공간 처리부(30)는 결정된 사용자 위치와 제1 공간 맥락을 결합하여 제2 공간 맥락을 생성한다(S330). 공간 처리부(300)는 결정된 사용자 위치에 기초하여 대상 공간에 위치하는 사용자를 사용자 노드로 형상화하고, 사용자 노드를 제1 공간 맥락에 포함시켜 음성 질의에 대한 답변을 생성하기 위한 최종적인 공간 맥락을 생성한다(S330). The spatial processor 30 combines the determined user location with the first spatial context to generate a second spatial context (S330). The spatial processor 300 forms a user located in the target space as a user node based on the determined user position, and generates a final spatial context for generating a response to a voice query by including the user node in the first spatial context. (S330).

일 실시예에서, 공간 처리부(300)는 사용자 노드를 시작점으로 설정하고, 각 노드 사이를 다른 노드를 경유하지 않도록 연결하는 연결선을 생성한다. 도 4(d)를 참조하면, 공간 맥락은 사용자 노드, 관심 객체 노드 및 이들을 연결하는 연결선으로 구성되어 있어, 대상 공간에 물체 또는 사용자가 위치하는지는 해당 노드의 존재 여부를 탐색하면 되고, 이들 간의 위치 관계는 연결선을 통해 쉽게 파악할 수 있다. 이로 인해 아래의 단계(S500)에서 보다 빠르고 편리하게 음성 질의에 대한 답변을 생성할 수 있다.In one embodiment, the space processor 300 sets a user node as a starting point, and generates a connection line connecting the nodes so as not to pass through other nodes. Referring to FIG. 4 (d), the spatial context is composed of a user node, an object of interest node, and a connection line connecting them, so whether an object or a user is located in a target space may be searched for the existence of the node. The positional relationship can be easily identified through the connecting line. As a result, in step S500 below, an answer to the voice query may be generated more quickly and conveniently.
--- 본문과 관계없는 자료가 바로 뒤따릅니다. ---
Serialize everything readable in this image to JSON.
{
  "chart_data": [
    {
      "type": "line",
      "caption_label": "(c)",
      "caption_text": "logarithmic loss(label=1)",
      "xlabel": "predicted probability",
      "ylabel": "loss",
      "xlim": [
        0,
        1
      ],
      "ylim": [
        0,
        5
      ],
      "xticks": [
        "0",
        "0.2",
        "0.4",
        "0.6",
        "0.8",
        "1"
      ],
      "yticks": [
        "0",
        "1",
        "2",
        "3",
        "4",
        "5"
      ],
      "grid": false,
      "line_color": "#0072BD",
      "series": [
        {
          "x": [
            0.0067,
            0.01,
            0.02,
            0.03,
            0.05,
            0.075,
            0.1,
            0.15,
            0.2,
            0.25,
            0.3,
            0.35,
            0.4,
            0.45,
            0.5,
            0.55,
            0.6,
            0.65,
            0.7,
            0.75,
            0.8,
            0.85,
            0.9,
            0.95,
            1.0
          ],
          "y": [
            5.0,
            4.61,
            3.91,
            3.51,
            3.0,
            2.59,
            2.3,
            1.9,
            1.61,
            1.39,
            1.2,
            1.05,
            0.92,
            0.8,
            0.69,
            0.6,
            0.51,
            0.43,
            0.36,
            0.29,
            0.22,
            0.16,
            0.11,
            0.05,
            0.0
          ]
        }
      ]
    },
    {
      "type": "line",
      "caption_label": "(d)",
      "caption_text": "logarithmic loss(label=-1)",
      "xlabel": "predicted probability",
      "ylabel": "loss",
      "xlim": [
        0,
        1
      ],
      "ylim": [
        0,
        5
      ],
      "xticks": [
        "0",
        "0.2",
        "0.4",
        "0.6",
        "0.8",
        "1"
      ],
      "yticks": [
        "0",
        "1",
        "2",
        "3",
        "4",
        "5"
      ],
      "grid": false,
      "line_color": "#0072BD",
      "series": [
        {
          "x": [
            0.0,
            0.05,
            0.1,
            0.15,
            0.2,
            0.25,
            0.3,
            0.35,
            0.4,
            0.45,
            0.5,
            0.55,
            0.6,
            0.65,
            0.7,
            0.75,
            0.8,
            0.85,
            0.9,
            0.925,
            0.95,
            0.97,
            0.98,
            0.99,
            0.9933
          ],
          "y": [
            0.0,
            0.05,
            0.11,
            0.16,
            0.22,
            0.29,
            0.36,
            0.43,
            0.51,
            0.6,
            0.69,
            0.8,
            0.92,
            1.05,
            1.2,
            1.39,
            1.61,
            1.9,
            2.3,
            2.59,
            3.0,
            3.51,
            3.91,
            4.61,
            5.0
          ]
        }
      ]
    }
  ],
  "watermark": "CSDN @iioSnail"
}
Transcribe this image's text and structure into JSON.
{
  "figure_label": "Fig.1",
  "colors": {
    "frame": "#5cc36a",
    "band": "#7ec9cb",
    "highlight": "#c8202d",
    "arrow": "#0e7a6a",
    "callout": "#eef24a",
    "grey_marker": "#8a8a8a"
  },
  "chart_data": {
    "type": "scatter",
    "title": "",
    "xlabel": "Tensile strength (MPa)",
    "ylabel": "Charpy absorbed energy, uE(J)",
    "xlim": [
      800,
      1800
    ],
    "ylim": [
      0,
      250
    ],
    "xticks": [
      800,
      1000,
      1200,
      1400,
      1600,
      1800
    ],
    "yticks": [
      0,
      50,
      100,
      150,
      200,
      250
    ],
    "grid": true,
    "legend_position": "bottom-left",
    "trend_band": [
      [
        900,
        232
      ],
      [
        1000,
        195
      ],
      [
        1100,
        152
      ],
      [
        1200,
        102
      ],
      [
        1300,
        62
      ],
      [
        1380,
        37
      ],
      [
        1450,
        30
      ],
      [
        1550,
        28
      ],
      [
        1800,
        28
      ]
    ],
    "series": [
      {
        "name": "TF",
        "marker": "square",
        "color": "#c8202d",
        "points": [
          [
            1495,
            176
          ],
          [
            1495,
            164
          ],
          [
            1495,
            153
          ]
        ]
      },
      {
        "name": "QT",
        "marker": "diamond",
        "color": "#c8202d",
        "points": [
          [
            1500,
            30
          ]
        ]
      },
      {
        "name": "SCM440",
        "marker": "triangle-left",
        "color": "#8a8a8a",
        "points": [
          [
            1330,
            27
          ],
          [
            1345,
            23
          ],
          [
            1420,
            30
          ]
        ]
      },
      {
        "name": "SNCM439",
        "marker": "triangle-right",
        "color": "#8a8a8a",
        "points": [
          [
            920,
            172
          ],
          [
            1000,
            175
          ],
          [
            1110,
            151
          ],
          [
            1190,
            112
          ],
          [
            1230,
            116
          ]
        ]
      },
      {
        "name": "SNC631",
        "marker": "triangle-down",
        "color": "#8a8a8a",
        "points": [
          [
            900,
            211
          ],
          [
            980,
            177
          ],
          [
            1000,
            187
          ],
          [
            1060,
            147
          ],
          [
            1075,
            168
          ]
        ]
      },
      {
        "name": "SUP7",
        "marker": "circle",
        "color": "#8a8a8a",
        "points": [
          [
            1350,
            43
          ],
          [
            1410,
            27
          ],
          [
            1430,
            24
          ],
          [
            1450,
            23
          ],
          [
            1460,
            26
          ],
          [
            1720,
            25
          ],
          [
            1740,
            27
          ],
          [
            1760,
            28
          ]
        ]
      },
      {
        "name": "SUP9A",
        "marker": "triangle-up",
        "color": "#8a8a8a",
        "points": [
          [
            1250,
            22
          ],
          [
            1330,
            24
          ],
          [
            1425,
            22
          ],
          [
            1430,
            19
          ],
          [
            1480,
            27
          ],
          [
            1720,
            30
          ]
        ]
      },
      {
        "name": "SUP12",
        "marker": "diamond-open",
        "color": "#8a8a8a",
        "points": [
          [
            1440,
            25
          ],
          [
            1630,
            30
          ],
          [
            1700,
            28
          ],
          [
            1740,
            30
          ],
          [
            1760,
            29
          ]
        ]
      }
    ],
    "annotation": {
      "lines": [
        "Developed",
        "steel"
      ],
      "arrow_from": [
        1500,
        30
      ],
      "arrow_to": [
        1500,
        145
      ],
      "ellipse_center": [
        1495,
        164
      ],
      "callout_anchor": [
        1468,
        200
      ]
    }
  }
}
다른 일부 실시예에서, 시작점은 사용자 노드 이외의 노드로 설정될 수 있다. 다른 일 실시예에서, 시작점은 방위에 기초하여 설정될 수 있다. 예를 들어, 시작점은 가장 동쪽에 위치한 관심 객체 노드로 설정될 수 있다. 이 경우, 아래의 도 5를 참조하면, 음성 처리부(500)가 “가장 동쪽에 위치한 물건이 뭐지”란 질문을 수신할 때 보다 빠르게 답변을 생성하기 위한 필요 정보를 탐색할 수 있는 이점이 있다.In some other embodiments, the starting point can be set to a node other than the user node. In another embodiment, the starting point can be set based on the orientation. For example, the starting point can be set to the object node of interest located at the easternmost point. In this case, referring to FIG. 5 below, when the voice processing unit 500 receives a question “what is the object located in the far east”, there is an advantage of searching for necessary information for generating an answer more quickly.

도 5는, 본 발명의 일 실시예에 따른, 음성 질의에 대응하는 답변을 생성하는 과정의 흐름도이다. 5 is a flowchart of a process of generating an answer corresponding to a voice query according to an embodiment of the present invention.

음성 처리부(500)는 대상 공간에 연관된 음성 질의를 수신한 경우, 상기 음성 질의에 대응하는 답변을 생성하고 사용자에게 제공한다(S500) 여기서, 생성되는 답변은 제2 공간 맥락에 기반한 것을 특징으로 한다.When the voice processor 500 receives a voice query related to the target space, the voice processor 500 generates and provides an answer corresponding to the voice query to the user (S500). Here, the generated answer is based on a second spatial context. .

음성 처리부(500)는 음성 질의를 수신하고 내용을 분석한다. 음성 처리부(500)는 음성 질의에 공간 관련 표현(예를 들어, 물건의 위치)이 포함된 경우 대상 공간에 연관된 음성 질의라고 결정한다. 여기서, 실제 대상 공간에 물건 객체가 위치하는지 여부와는 무관하다. The voice processing unit 500 receives a voice query and analyzes the content. The speech processor 500 determines that the speech query is related to the target space when the speech query includes a space related expression (for example, the location of the object). Here, it is irrelevant whether the object object is located in the actual target space.

분석 결과, 음성 질의가 대상 공간에 연관된 질의라고 결정된 경우 음성 처리부(500)는 대응하는 답변을 생성하는데 필요한 정보(이하, 필요 정보)를 공간 처리부(300)에 요청한다(S510). As a result of the analysis, when it is determined that the voice query is a query related to the target space, the voice processing unit 500 requests the space processing unit 300 for information (hereinafter required information) necessary for generating a corresponding answer (S510).

공간 처리부(300)는 요청에 응답하여 제2 공간 맥락을 통해 필요 정보가 있는지를 탐색한다(S530). 공간 처리부(300)는 그래프의 노드를 연결선을 따라 탐색하여 공간 내부에 위치하는 객체들 및 사용자들의 위치 관계를 분석할 수 있다. In response to the request, the space processor 300 searches for whether there is necessary information through the second spatial context (S530). The space processor 300 may search for nodes of the graph along a connection line and analyze the positional relationship between objects and users located in the space.

일 예에서, 사용자로부터 가장 가까운 객체를 탐색하고자 하는 경우 원-링 레이어(one-ring layer)에 포함된 객체 노드를 우선 탐색하고, 이 중에서 사용자 노드와 가장 가까운 거리에 위치한 노드를 결정한다. In one example, when the user wants to search the object closest to the user, the object node included in the one-ring layer is first searched, and among these, the node located closest to the user node is determined.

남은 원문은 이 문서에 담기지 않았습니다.